Type I Error
A Type I Error is the error we make when we choose to reject the null hypothesis in a hypothesis test even though the null hypothesis is, in reality, true. Let’s say we work for a camping good manufacturer that makes bag chairs.
We’ve just gotten word that our chairs are collapsing under a weight much lower than the 350 lbs we’ve rated them at. We conduct a hypothesis test trying to gather evidence to support the claim that lawn chairs break at a weight less than the 350 lbs we think they should break at
We’ve just calculated a p-value from the hypothesis test. The p-value, 0.02, happens to be more than our predetermined alpha-level of 5% or 0.05. We should reject the null hypothesis because that’s what we do when the p-value is less than our alpha-level. We would conclude “We have sufficient evidence to support the claim that our chairs break at weights less than 350 lbs.” Based on this test result, we look closely into the materials or manufacturing process of the chairs because the hypothesis test said there’s something wrong.
We fire our parts supplier and hire a new, more expensive one, and we buy all new assembly machines. Problem...what if the null hypothesis is actually, secretly, behind-the-scenes-but-we-don’t-know-it true?
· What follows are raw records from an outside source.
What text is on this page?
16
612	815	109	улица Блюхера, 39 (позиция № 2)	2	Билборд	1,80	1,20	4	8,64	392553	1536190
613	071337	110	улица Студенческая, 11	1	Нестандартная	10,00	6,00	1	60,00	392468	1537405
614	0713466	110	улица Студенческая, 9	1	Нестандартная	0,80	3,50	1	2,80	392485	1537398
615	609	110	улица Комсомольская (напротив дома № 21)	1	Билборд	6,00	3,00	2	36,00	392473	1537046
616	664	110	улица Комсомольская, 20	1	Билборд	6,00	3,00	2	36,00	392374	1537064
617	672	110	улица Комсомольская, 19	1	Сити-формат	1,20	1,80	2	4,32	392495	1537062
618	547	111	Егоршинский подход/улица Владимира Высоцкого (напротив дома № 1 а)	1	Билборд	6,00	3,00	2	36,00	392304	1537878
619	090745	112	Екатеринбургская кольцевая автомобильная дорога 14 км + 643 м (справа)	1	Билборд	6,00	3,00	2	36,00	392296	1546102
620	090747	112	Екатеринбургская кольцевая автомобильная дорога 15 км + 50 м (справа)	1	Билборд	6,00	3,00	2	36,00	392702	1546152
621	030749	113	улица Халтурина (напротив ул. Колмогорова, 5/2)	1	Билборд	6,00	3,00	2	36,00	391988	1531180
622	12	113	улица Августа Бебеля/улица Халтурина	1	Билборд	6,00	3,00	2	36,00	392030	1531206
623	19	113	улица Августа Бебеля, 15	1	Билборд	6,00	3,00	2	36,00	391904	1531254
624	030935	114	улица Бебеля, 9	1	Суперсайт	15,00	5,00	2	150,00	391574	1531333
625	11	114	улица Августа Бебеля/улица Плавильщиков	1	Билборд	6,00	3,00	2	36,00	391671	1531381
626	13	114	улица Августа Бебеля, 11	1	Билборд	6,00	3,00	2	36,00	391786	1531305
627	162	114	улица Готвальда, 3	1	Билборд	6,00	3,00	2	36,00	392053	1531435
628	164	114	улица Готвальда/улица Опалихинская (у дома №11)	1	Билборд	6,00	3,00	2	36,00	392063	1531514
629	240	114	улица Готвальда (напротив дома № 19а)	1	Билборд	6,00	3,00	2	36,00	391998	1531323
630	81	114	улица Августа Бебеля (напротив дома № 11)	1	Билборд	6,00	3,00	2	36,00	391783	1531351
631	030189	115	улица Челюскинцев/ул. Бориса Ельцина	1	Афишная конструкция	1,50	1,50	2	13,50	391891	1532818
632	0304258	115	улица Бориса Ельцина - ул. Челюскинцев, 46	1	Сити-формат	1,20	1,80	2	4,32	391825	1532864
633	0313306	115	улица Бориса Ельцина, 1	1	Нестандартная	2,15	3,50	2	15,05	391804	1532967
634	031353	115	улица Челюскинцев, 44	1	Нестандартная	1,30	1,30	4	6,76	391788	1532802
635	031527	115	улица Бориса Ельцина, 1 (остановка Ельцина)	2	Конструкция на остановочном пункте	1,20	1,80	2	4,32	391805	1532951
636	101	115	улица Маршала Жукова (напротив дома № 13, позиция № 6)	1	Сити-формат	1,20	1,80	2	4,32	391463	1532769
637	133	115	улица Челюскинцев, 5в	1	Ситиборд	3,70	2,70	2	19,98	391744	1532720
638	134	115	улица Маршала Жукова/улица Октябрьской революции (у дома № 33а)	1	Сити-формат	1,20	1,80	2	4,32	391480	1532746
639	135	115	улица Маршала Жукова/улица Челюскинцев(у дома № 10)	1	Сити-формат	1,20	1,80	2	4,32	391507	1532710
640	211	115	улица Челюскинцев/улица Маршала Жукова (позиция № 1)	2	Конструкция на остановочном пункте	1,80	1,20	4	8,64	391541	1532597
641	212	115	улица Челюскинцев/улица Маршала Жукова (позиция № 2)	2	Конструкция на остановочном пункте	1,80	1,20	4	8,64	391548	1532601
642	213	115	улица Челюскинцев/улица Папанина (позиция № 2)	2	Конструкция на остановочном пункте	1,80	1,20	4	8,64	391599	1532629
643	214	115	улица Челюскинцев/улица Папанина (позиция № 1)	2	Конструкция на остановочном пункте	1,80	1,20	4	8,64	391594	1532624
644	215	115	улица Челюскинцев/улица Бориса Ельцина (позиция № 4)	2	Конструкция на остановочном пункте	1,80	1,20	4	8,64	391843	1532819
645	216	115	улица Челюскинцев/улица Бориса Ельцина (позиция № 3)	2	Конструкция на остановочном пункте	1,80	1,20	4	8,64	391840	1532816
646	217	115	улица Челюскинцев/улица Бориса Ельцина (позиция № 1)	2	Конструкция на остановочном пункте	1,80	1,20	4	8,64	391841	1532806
What if the chairs aren’t breaking at less than their rating? It’s certainly possible because the p-value is just a probability that something could happen...not a guarantee that it will happen.
The decision we made to reject the null hypothesis based on statistically significant evidence is wrong, wrong, wrong, even though we don’t know it. Because we made a Type I Error, because we fire our materials supplier and buy all new manufacturing machines, we’re out a bunch of money we didn’t really need to spend. We can reduce the chance of making a Type I Error by reducing our alpha-level as much as possible.